Une application peut-elle mesurer votre tension artérielle ?

Dernière mise à jour : août 2026

Cherchez dans n'importe quelle boutique d'applications et vous trouverez des applications qui promettent une mesure de tension artérielle avec le téléphone seul : posez le doigt sur la caméra, ne bougez pas, obtenez un chiffre. Elles ne font pas ce qu'elles annoncent, et on a montré que certaines d'entre elles renvoient des chiffres qui n'ont pratiquement aucun lien avec la personne qui tient le téléphone.

Ce guide explique pourquoi la physique ne le permet pas, ce qu'en ont dit les autorités, comment reconnaître une fausse application, et à quoi une application de tension artérielle sert vraiment et utilement, parce que cette partie-là, elle, est bien réelle.
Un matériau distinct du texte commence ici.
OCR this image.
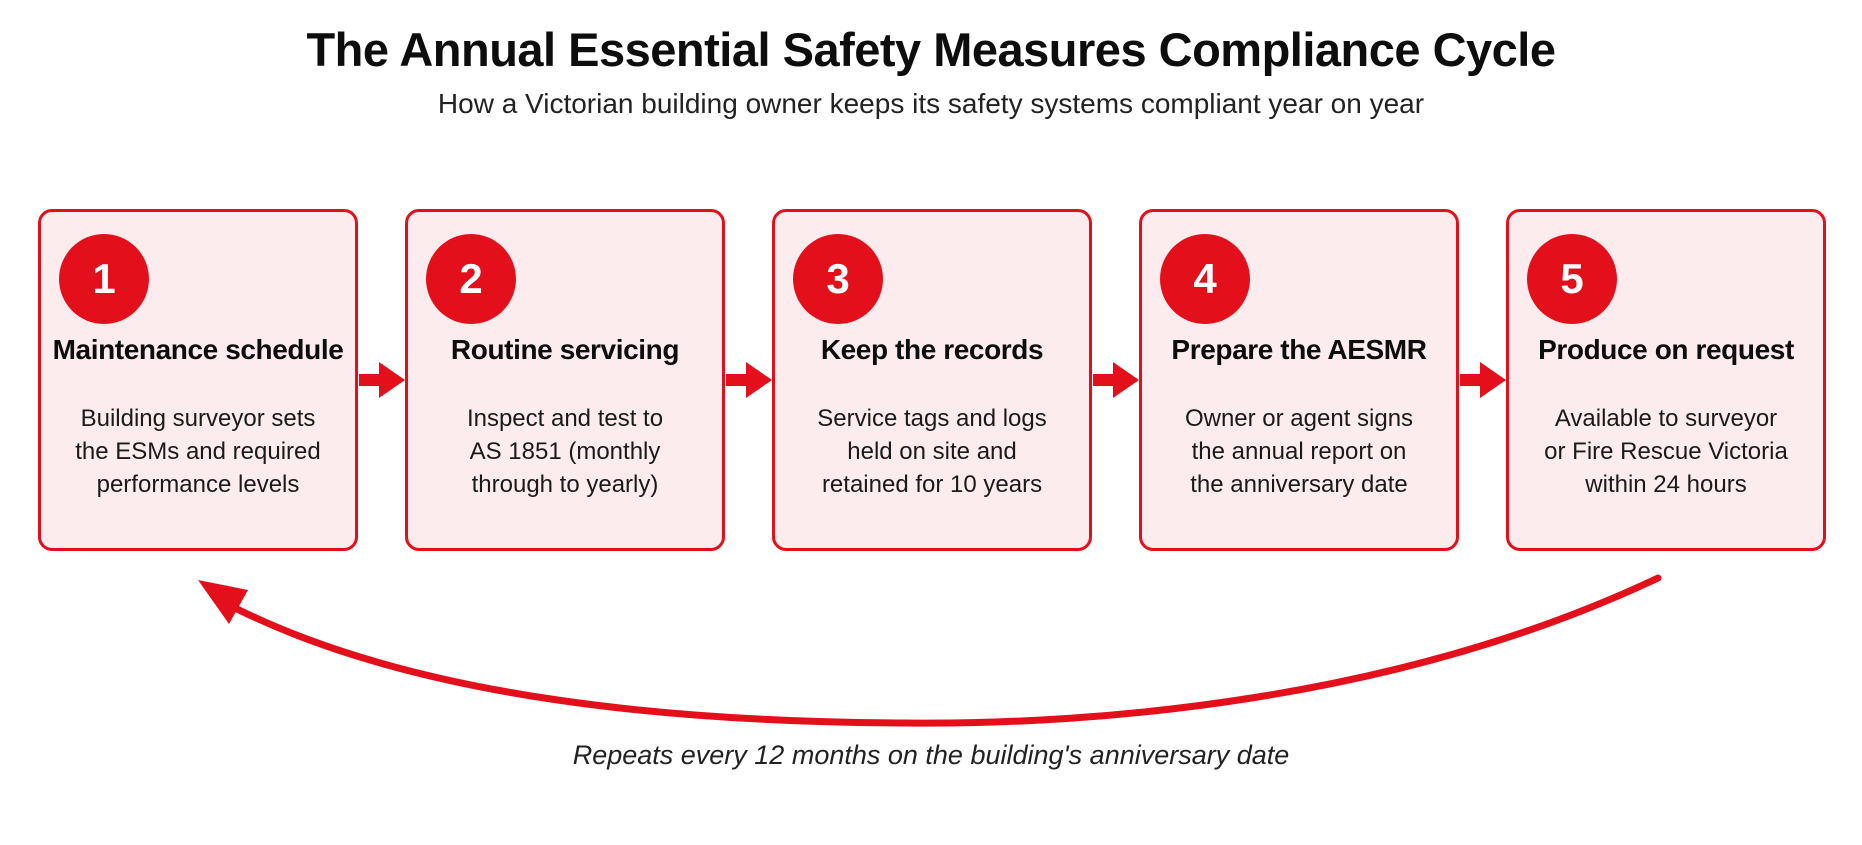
The Annual Essential Safety Measures Compliance Cycle
How a Victorian building owner keeps its safety systems compliant year on year
1
Maintenance schedule
Building surveyor sets
the ESMs and required
performance levels
2
Routine servicing
Inspect and test to
AS 1851 (monthly
through to yearly)
3
Keep the records
Service tags and logs
held on site and
retained for 10 years
4
Prepare the AESMR
Owner or agent signs
the annual report on
the anniversary date
5
Produce on request
Available to surveyor
or Fire Rescue Victoria
within 24 hours
Repeats every 12 months on the building's anniversary date
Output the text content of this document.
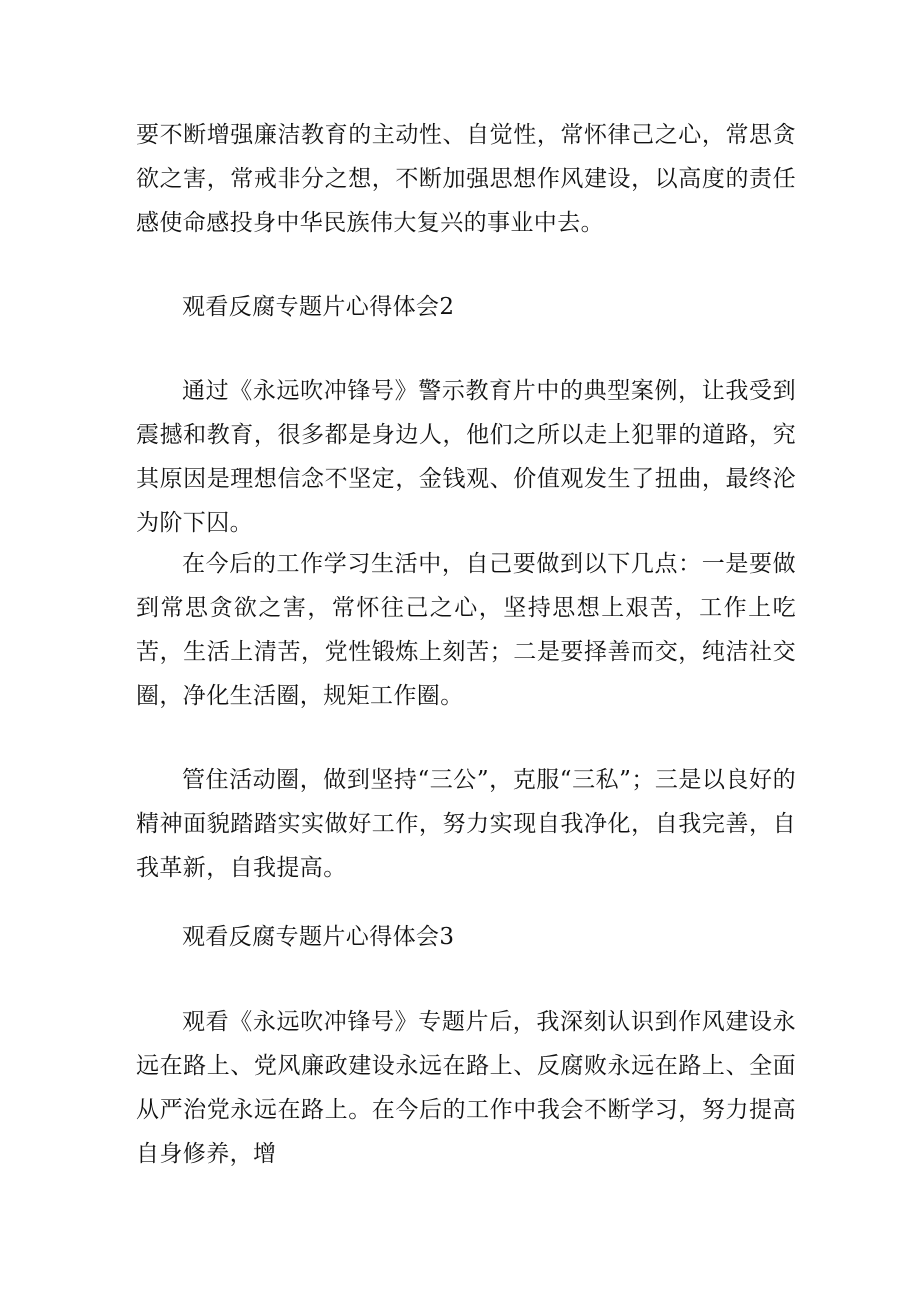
要不断增强廉洁教育的主动性、自觉性，常怀律己之心，常思贪欲之害，常戒非分之想，不断加强思想作风建设，以高度的责任感使命感投身中华民族伟大复兴的事业中去。

观看反腐专题片心得体会2

通过《永远吹冲锋号》警示教育片中的典型案例，让我受到震撼和教育，很多都是身边人，他们之所以走上犯罪的道路，究其原因是理想信念不坚定，金钱观、价值观发生了扭曲，最终沦为阶下囚。

在今后的工作学习生活中，自己要做到以下几点：一是要做到常思贪欲之害，常怀往己之心，坚持思想上艰苦，工作上吃苦，生活上清苦，党性锻炼上刻苦；二是要择善而交，纯洁社交圈，净化生活圈，规矩工作圈。

管住活动圈，做到坚持“三公”，克服“三私”；三是以良好的精神面貌踏踏实实做好工作，努力实现自我净化，自我完善，自我革新，自我提高。

观看反腐专题片心得体会3

观看《永远吹冲锋号》专题片后，我深刻认识到作风建设永远在路上、党风廉政建设永远在路上、反腐败永远在路上、全面从严治党永远在路上。在今后的工作中我会不断学习，努力提高自身修养，增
Pourquoi un téléphone seul ne peut pas mesurer la tension artérielle

La tension artérielle est une force. Toutes les façons de la mesurer, de la colonne de mercure à votre tensiomètre automatique, consistent à opposer à cette force une pression connue et à détecter le moment où le sang cesse ou recommence de circuler. Le brassard n'est pas un choix d'emballage : c'est l'instrument de mesure.

Un téléphone appuyé sur un bout de doigt n'a aucun moyen d'appliquer ni de percevoir une contre-pression connue. Ce que la caméra voit, c'est un photopléthysmogramme : la lumière qui traverse votre doigt s'éclaircit et s'assombrit à chaque battement. Ce signal contient bel et bien une fréquence cardiaque, et il porte une part d'information sur la forme de votre onde de pouls. Ce qu'il ne contient pas, c'est une échelle : rien n'indique au téléphone si cette courbe appartient à quelqu'un à 110/70 ou à 160/95.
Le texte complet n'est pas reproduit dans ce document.